President Trump spent part of the Fourth of July working the phones, holding a 90-minute call with Vladimir Putin and a separate call with Volodymyr Zelenskyy, pushing both sides toward an end to a war now in its fifth year.
While most of the country marked the 250th anniversary of American independence with fireworks and cookouts, Trump was on the phone with the two men who hold the fate of Ukraine in their hands. It was his fourth conversation with Putin this year, according to Kremlin foreign affairs adviser Yuri Ushakov, and it ran nearly an hour and a half. Trump reaffirmed his readiness to help broker what Ushakov described as a quick cessation of hostilities and a negotiated end to the war, the Kremlin said. Then he picked up the phone with Zelenskyy.
Contrast that with where this war has sat for years: frozen lines, dead diplomacy, and a White House that treated Ukraine as background noise while other crises ate the news cycle. Trump did not let a national holiday get in the way of picking up the phone twice in one day to two heads of state at war with each other. That is the kind of hands-on dealmaking he promised voters, and on America's 250th birthday, it landed as more than a photo opportunity.
Ushakov called the Putin conversation businesslike and highly constructive, and said Putin opened by congratulating Trump and the American people on the anniversary. That characterization comes from the Kremlin, relayed through Ushakov and reported by CNN, not from an independent White House readout, and it should be read with that caveat. What is confirmed on both sides is the substance: Trump's envoys, Steve Witkoff and Jared Kushner, will keep working the mediation and stand ready to travel to Moscow to continue talks in person, according to Ushakov's account carried by CBS News and NBC News.
Zelenskyy's account, relayed in his own public remarks, tracks with that. He called it a very good phone call, said the two discussed the situation on the front line, and said there is a real prospect of ending the war. He and Trump agreed to continue their talks face to face at the NATO summit in Ankara. Zelenskyy has said American determination is crucial to bringing the war to a close, a notable statement from a wartime leader who has spent years pressing Western capitals for more urgency, not less.
Why Ankara and Moscow matter next
Two concrete dates now sit on the calendar. The first is whatever trip Witkoff and Kushner ultimately take to Moscow. Both men have carried the heaviest diplomatic lifting on Ukraine for Trump this year, meeting repeatedly with Russian officials while formal state-to-state channels stayed largely frozen. A Moscow visit would be their most direct test yet of whether Putin is willing to move past statements of readiness and into an actual framework, covering territory, security guarantees, and a ceasefire line.
The second is Ankara.

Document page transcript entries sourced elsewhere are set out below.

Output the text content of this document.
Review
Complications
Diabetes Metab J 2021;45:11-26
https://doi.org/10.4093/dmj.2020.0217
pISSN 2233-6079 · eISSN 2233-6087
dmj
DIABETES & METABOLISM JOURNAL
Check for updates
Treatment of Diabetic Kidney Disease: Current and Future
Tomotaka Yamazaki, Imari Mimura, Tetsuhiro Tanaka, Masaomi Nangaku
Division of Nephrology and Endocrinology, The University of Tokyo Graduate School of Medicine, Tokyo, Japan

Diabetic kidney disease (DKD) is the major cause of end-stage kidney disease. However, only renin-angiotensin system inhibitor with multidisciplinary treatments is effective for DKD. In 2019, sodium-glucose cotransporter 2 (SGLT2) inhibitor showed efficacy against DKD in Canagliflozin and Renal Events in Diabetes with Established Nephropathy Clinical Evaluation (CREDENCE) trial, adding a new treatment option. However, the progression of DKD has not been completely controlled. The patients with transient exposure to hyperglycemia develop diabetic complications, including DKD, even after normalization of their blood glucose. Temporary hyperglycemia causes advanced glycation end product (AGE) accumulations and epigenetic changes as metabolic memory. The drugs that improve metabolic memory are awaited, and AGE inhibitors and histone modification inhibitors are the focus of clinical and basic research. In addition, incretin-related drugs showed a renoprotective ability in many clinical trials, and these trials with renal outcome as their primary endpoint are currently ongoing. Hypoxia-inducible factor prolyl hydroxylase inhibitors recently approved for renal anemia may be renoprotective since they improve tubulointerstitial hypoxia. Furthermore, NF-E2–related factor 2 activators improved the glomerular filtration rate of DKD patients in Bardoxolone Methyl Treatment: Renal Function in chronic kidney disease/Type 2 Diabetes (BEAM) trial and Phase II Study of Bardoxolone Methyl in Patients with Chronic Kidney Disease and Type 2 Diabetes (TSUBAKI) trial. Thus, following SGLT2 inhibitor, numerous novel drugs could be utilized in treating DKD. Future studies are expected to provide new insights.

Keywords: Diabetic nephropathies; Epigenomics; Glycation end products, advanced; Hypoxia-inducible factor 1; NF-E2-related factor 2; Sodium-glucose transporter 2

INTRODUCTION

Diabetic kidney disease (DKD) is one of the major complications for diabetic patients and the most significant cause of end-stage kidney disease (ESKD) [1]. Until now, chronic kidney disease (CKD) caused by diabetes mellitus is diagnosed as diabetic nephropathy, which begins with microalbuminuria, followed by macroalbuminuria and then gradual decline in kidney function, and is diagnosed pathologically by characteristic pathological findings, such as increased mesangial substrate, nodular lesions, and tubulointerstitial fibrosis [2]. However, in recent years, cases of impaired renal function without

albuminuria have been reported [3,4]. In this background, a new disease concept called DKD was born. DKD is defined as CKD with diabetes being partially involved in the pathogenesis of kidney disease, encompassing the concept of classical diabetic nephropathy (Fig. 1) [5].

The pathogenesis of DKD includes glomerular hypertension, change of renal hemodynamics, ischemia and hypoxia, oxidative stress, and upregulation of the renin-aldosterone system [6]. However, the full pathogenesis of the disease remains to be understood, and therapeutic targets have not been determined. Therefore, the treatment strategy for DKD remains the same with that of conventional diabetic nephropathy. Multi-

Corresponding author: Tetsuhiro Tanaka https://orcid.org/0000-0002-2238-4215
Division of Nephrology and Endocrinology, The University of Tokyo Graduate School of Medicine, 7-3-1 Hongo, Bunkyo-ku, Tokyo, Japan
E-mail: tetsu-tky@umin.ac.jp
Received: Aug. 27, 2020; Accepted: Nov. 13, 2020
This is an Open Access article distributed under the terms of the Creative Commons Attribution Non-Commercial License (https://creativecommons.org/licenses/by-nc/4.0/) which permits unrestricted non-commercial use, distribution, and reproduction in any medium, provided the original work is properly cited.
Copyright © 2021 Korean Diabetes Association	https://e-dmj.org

NATO's summit there gives Trump and Zelenskyy a chance to meet in person rather than by phone, at a gathering where the alliance's own posture toward Ukraine will already be under discussion. Putting the follow-up meeting on the calendar, rather than leaving it open-ended, is itself a sign both sides want the conversation to keep moving rather than stall out the way past rounds of Ukraine diplomacy have.
None of this guarantees a deal. Four calls with Putin this year have not yet produced a ceasefire, and Kremlin characterizations of talks as constructive have a long history of outrunning what actually gets signed. But the fact that Washington's attention has been consumed for months by Iran and other crises made a lot of observers assume Ukraine diplomacy had gone dormant. Trump working two calls into a holiday weekend says otherwise.
The next marker to watch is simple: does Witkoff and Kushner's promised Moscow trip actually happen, and does it produce terms either side will put in writing. If Ankara arrives with Trump and Zelenskyy sitting across from each other and Russia still only offering phone calls, that gap will tell its own story.